Frequently asked questions
- What is a collar on AGM?
- A collar on AGM is the collar strategy applied to AGM (stock). The strategy is structurally neutral (protective): A collar pairs long stock with a protective out-of-the-money put financed by a short out-of-the-money call, capping both tails of the position around the current spot. With AGM stock trading near $172.16, the strikes shown on this page are snapped to the nearest listed AGM chain strike and the premiums come straight from the end-of-day bid/ask midpoint.
- How are AGM collar max profit and max loss calculated?

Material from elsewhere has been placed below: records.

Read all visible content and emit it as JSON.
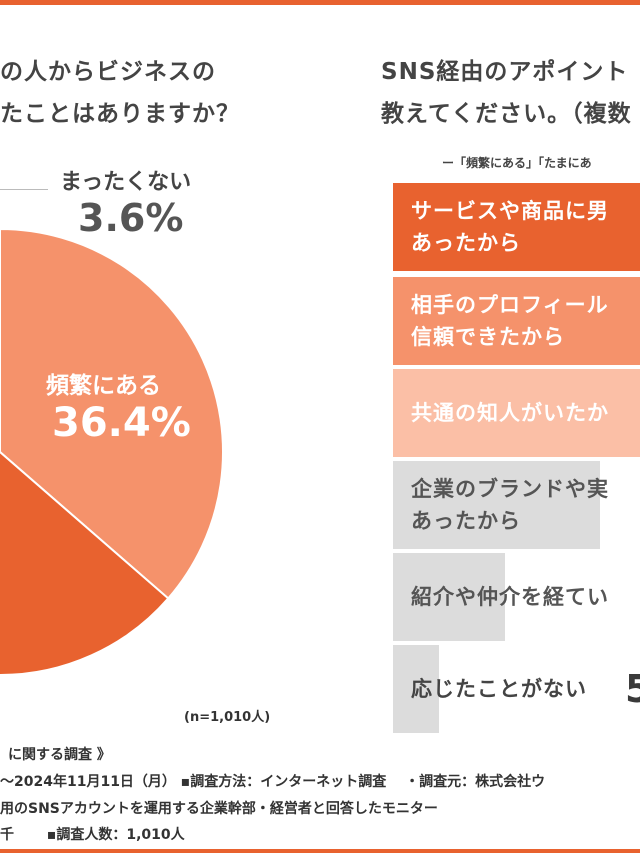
{
  "left_chart": {
    "question_line1": "の人からビジネスの",
    "question_line2": "たことはありますか？",
    "sample_note": "(n=1,010人)"
  },
  "right_chart": {
    "question_line1": "SNS経由のアポイント",
    "question_line2": "教えてください。（複数",
    "legend_text": "ー「頻繁にある」「たまにあ"
  },
  "footer": {
    "line1": "に関する調査 》",
    "line2": "〜2024年11月11日（月） ▪調査方法：インターネット調査　 ・調査元：株式会社ウ",
    "line3": "用のSNSアカウントを運用する企業幹部・経営者と回答したモニター",
    "line4": "千　　 ▪調査人数：1,010人"
  },
  "chart_data": [
    {
      "type": "pie",
      "slices": [
        {
          "label": "頻繁にある",
          "value": 36.4,
          "color": "#f5926b"
        },
        {
          "label": "",
          "value": null,
          "color": "#e8622f"
        },
        {
          "label": "まったくない",
          "value": 3.6,
          "color": "#b3b3b3"
        }
      ],
      "visible_labels": {
        "frequent_label": "頻繁にある",
        "frequent_value": "36.4%",
        "none_label": "まったくない",
        "none_value": "3.6%"
      }
    },
    {
      "type": "bar",
      "orientation": "horizontal",
      "legend": "ー「頻繁にある」「たまにあ",
      "bars": [
        {
          "label": "サービスや商品に男\nあったから",
          "color": "#e8622f",
          "text_color": "#ffffff",
          "value": null
        },
        {
          "label": "相手のプロフィール\n信頼できたから",
          "color": "#f5926b",
          "text_color": "#ffffff",
          "value": null
        },
        {
          "label": "共通の知人がいたか",
          "color": "#fbbfa6",
          "text_color": "#ffffff",
          "value": null
        },
        {
          "label": "企業のブランドや実\nあったから",
          "color": "#dcdcdc",
          "text_color": "#555555",
          "value": null
        },
        {
          "label": "紹介や仲介を経てい",
          "color": "#dcdcdc",
          "text_color": "#555555",
          "value": null
        },
        {
          "label": "応じたことがない",
          "color": "#dcdcdc",
          "text_color": "#444444",
          "value": null,
          "value_text": "5"
        }
      ]
    }
  ]
}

- Max profit roughly equals short-call strike minus cost basis plus net premium; max loss roughly equals cost basis minus long-put strike minus net premium. Breakeven shifts by the net premium. For the AGM collar priced from the end-of-day chain at a 30-day expiry (ATM IV 32.10%), the computed maximum profit is $706.50 per contract and the computed maximum loss is -$793.50 per contract. Live intraday quotes will differ as the chain moves through the trading session.
- What is the breakeven for a AGM collar?
- The breakeven for the AGM collar priced on this page is roughly $172.94 at expiration, derived from end-of-day chain premiums. Breakeven is the underlying price at which the strategy's P&L crosses zero ignoring transaction costs and assignment risk. The current AGM market-implied 1-standard-deviation expected move is approximately 9.20%; if the move sits well outside the breakeven distance, the structure's risk-reward becomes correspondingly tighter.
- When should you consider a collar on AGM?
- Collars on AGM hedge an existing long AGM stock position; the long put sets a floor while the short call finances it, often run as a near-zero-cost hedge during expected volatility windows.
- How does current AGM implied volatility affect this collar?
- AGM ATM IV is at 32.10% with IV rank near 6.29%, which is on the low end of its 1-year range. Premium-buying structures (long call, long put, debit spreads) are relatively cheap in this regime; premium-selling structures collect less credit per unit risk.